= Ashanti Protectorate =

Ashanti Protectorate is alleged to have been established in 1902 from the Ashanti Confederacy, now Ashanti Region. There are multiple references to an "Ashanti Protectorate" in writings. However, so far no legal instrument has been identified that establishes this. This is because, in fact, the territory in question was established as a Crown Colony on 1 January 1902. A Crown Colony is not a Protectorate. They are two different things. After several prior wars with British troops, Ashanti was once again occupied by British troops in January 1896. In 1900 the Ashanti Uprising took place. The British suppressed the violence and captured the city of Kumasi. Ashanti's traditional king, the Asanthene, and his counselors were deported. The outcome was the annexation of Ashanti by the British so that it became part of His Majesty's dominions and a British Crown Colony with its administration undertaken by a Chief Commissioner under the authority of the Governor of the Gold Coast. Ashanti was classed as a colony by conquest. The legislation by which this annexation was effected and the administration constituted was the Ashanti Order in Council 1901 made on 26 September 1901.

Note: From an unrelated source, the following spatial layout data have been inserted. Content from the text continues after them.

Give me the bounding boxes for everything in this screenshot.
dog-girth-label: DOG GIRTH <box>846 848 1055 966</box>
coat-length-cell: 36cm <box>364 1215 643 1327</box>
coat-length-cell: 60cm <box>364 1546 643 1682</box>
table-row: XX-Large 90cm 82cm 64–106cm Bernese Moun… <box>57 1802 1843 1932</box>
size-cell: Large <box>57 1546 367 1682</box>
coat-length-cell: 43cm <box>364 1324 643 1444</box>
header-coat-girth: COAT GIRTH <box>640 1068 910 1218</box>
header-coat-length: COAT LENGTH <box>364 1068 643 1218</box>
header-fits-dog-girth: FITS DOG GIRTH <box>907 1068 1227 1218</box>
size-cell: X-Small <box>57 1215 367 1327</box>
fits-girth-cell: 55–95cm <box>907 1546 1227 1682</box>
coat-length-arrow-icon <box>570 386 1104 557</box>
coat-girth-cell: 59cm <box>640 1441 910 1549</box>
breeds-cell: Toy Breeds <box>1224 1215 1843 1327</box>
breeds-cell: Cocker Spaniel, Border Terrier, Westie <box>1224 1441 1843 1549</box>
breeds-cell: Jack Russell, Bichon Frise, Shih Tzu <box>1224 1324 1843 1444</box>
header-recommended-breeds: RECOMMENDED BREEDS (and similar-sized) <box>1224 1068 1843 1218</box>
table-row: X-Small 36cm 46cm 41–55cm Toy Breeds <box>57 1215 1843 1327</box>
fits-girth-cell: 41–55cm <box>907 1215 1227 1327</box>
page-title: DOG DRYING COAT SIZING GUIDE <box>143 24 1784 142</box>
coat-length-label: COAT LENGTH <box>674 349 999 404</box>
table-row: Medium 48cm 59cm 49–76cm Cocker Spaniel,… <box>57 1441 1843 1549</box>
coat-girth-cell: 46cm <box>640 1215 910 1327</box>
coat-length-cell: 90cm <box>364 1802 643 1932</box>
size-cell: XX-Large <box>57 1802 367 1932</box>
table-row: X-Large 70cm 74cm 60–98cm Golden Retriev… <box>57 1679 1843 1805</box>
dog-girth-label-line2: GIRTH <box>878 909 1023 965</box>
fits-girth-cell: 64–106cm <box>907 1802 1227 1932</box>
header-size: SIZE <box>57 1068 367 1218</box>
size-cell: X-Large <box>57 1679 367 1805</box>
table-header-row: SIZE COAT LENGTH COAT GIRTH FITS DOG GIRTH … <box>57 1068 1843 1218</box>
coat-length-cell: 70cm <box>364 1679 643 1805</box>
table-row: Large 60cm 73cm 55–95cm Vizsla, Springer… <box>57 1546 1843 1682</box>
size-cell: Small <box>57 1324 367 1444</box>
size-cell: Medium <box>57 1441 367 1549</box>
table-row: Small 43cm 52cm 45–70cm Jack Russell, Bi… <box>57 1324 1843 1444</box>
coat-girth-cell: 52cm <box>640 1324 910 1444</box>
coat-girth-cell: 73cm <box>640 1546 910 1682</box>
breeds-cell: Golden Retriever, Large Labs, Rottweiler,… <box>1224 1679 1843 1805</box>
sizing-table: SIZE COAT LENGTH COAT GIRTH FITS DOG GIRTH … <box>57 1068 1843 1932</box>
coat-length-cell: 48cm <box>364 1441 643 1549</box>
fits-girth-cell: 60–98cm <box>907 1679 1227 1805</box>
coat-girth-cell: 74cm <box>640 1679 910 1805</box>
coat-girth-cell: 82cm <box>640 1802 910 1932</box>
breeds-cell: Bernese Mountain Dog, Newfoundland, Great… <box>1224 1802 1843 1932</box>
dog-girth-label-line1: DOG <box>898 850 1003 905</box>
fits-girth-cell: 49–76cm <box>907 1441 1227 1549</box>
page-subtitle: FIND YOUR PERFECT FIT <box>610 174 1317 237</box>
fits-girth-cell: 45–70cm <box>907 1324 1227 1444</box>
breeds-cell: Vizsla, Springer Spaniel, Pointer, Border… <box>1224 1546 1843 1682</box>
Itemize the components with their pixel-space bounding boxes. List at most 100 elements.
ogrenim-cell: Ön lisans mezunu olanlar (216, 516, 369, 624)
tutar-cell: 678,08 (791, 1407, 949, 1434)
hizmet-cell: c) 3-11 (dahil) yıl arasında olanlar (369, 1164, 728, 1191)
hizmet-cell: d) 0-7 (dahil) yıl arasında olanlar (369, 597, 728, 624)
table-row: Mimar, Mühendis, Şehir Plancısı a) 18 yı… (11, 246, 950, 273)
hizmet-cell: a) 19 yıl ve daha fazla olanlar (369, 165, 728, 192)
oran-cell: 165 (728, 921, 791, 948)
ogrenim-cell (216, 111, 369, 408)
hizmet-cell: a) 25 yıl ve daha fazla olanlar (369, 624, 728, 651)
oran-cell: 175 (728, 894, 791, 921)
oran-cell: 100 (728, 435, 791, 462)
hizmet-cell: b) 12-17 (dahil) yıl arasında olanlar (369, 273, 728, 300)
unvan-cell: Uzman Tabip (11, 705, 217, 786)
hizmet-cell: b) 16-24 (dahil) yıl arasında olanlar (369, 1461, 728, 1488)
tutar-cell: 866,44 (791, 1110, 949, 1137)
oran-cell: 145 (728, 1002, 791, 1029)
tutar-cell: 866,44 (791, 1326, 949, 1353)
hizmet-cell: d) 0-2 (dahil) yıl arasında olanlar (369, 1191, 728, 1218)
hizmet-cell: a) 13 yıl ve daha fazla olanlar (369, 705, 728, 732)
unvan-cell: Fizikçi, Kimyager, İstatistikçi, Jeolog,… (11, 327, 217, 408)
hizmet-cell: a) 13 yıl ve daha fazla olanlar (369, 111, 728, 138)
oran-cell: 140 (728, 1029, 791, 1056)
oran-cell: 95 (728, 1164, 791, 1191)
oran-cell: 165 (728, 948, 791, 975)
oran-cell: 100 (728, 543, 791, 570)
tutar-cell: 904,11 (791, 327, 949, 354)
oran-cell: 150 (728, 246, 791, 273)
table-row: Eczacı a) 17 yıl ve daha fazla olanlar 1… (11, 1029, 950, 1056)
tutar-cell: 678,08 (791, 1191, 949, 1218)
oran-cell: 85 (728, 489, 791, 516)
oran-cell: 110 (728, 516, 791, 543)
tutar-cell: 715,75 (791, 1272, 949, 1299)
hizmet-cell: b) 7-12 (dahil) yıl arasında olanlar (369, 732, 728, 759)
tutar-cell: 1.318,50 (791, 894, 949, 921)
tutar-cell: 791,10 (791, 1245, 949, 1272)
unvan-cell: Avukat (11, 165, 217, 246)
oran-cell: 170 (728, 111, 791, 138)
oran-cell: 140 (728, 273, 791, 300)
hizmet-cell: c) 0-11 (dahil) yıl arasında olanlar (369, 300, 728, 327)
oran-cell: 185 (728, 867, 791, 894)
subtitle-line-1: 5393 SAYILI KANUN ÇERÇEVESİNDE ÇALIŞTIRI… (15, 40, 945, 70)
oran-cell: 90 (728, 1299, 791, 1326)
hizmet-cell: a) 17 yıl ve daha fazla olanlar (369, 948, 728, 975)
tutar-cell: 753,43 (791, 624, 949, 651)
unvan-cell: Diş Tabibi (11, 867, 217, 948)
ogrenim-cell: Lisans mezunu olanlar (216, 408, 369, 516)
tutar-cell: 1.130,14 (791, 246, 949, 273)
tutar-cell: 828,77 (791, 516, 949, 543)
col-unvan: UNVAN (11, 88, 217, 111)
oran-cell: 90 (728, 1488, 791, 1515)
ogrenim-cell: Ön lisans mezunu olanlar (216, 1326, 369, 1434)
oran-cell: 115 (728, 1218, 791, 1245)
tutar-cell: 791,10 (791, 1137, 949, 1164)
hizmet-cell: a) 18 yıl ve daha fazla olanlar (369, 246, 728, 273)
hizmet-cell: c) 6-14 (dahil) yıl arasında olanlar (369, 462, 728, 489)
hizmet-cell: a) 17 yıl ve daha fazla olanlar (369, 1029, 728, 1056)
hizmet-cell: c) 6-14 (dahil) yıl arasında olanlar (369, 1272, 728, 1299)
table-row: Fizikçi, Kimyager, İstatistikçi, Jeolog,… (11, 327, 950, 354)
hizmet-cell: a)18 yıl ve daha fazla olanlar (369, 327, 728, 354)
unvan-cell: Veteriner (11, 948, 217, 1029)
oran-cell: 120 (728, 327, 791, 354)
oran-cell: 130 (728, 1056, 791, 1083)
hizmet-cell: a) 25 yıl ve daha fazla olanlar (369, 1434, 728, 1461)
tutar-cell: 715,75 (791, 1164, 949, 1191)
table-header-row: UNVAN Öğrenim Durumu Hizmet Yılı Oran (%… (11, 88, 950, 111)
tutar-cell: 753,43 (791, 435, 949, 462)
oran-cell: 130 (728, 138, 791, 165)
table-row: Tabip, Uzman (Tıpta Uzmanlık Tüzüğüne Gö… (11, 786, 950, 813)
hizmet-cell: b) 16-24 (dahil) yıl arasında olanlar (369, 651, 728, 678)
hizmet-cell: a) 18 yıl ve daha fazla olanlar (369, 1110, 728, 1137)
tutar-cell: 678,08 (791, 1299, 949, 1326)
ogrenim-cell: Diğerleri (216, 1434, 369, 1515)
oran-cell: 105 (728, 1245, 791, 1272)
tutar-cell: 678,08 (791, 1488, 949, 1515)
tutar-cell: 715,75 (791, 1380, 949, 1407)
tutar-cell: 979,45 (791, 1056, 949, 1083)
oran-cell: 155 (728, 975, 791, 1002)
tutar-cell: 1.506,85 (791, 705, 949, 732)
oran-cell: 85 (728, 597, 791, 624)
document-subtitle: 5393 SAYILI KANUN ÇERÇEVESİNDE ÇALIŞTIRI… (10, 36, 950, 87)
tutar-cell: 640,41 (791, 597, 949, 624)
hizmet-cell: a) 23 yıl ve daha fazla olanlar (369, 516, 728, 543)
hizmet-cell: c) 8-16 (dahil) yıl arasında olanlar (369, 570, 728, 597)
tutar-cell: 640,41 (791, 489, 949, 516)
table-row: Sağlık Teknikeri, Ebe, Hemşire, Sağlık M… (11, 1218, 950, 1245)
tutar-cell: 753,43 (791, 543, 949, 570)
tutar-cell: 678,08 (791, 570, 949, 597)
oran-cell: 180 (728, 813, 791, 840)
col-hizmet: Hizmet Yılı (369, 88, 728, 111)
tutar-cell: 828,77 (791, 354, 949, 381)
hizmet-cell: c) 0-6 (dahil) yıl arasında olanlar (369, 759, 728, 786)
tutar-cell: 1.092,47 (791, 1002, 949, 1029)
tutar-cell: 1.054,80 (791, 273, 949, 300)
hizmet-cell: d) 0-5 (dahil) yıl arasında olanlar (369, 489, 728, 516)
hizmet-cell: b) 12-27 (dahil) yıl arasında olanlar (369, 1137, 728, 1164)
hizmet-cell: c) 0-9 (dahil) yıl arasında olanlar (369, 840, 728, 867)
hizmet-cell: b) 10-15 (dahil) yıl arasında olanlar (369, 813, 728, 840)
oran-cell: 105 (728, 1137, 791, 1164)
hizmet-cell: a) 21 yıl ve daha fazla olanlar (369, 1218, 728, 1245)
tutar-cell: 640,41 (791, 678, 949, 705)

The Ashanti lost their sovereignty but not the essential integrity of their socio-political system. In 1935, limited self-determination for the Ashanti was officially regularized in the formal establishment of the Ashanti Confederacy. Ashanti continued to be administered with the greater Gold Coast but remained, nonetheless, a separate Crown Colony until it became united as part of the new dominion named Ghana under the Ghana Independence Act 1957.